Dress In Layers
The type of clothing you choose is not enough to guarantee that you stay dry. Also important is that you must avoid sweating during activities. You will learn to monitor how much insulation your body needs to stay warm, but without sweating. By using layers of clothing, you can regulate the amount of insulation and thus regulate your body temperature to the “comfortably cool” state where you are comfortable, but not close to sweating. For example, during the day a musher may continually put on and take off a hat and outer vest as activity levels change. As soon as they stop for lunch, they’ll don the vest and hat to trap the warm air they’ve generated.
When layering, it is very important that there be plenty of room between layers. Layers that are tight and constricting will limit blood flow. Blood circulation is essential to staying warm. One pair of wool socks will keep your feet much warmer than two or three that cut off your circulation and do not allow space to trap air. The same concept applies to your hands. Try liner gloves inside mittens and make sure that there is no constriction and you can easily wiggle all your fingers.

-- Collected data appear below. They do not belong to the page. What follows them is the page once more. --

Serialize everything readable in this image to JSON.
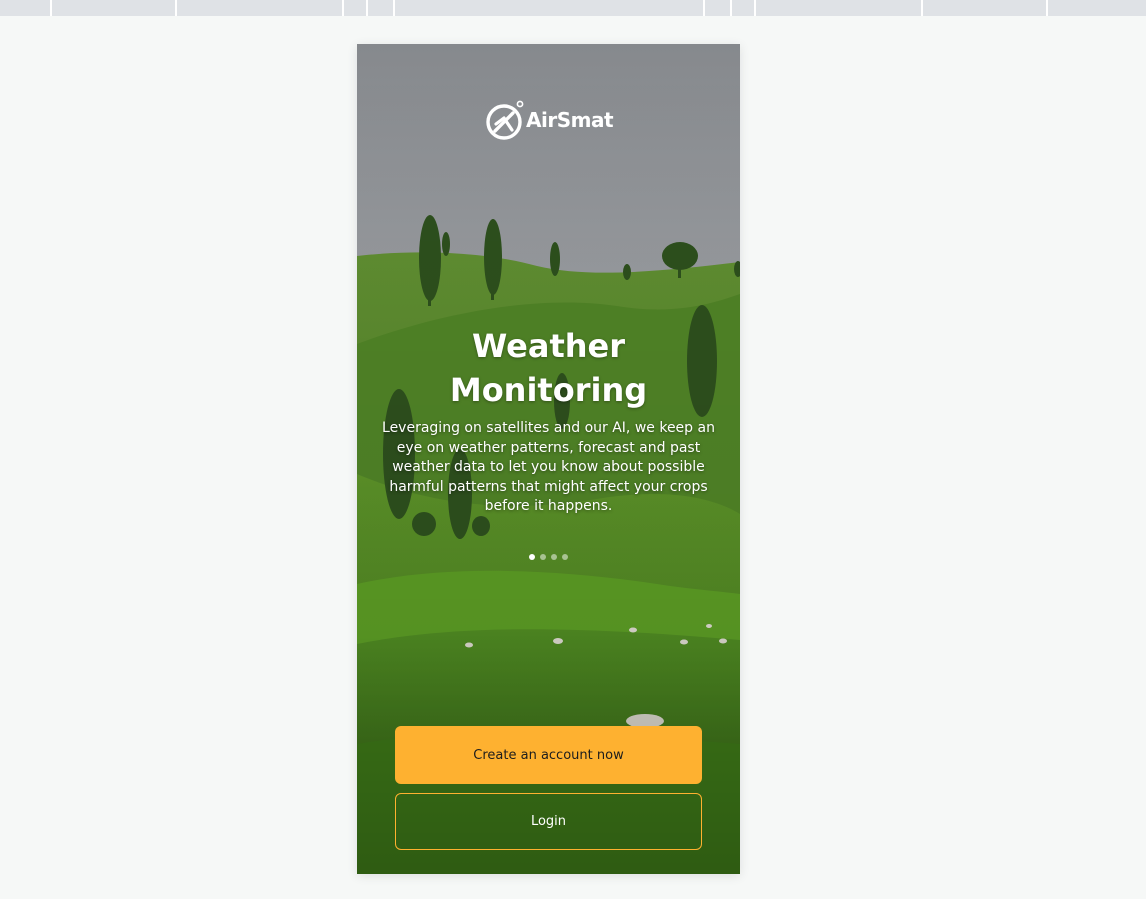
{
  "brand": {
    "name": "AirSmat",
    "logo_icon": "airsmat-logo-icon"
  },
  "slide": {
    "title_line1": "Weather",
    "title_line2": "Monitoring",
    "description": "Leveraging on satellites and our AI, we keep an eye on weather patterns, forecast and past weather data to let you know about possible harmful patterns that might affect your crops before it happens."
  },
  "carousel": {
    "total": 4,
    "active_index": 0
  },
  "actions": {
    "create_account_label": "Create an account now",
    "login_label": "Login"
  },
  "colors": {
    "accent": "#feb130",
    "page_background": "#f6f8f7"
  }
}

Air and Only Air Insulates
Trapped air is what insulates. When dressing for winter you want clothing with “loft” to hold air. Fabrics include down, synthetic fleece, and wool. This is another advantage to the layering system, as several layers will trap more air than a single thick one.
Wind Protection is a Must
A tightly woven outer layer of nylon or other material will block the wind. It is important that this layer be a compromise between windproof and breathable since you want any perspiration to be able to escape. Many winter jackets have an integral wind shell. During the trip your most important item will be your wind shell, which rarely will you not be wearing. It is imperative that your wind shell has a hood for wind protection and snowfall.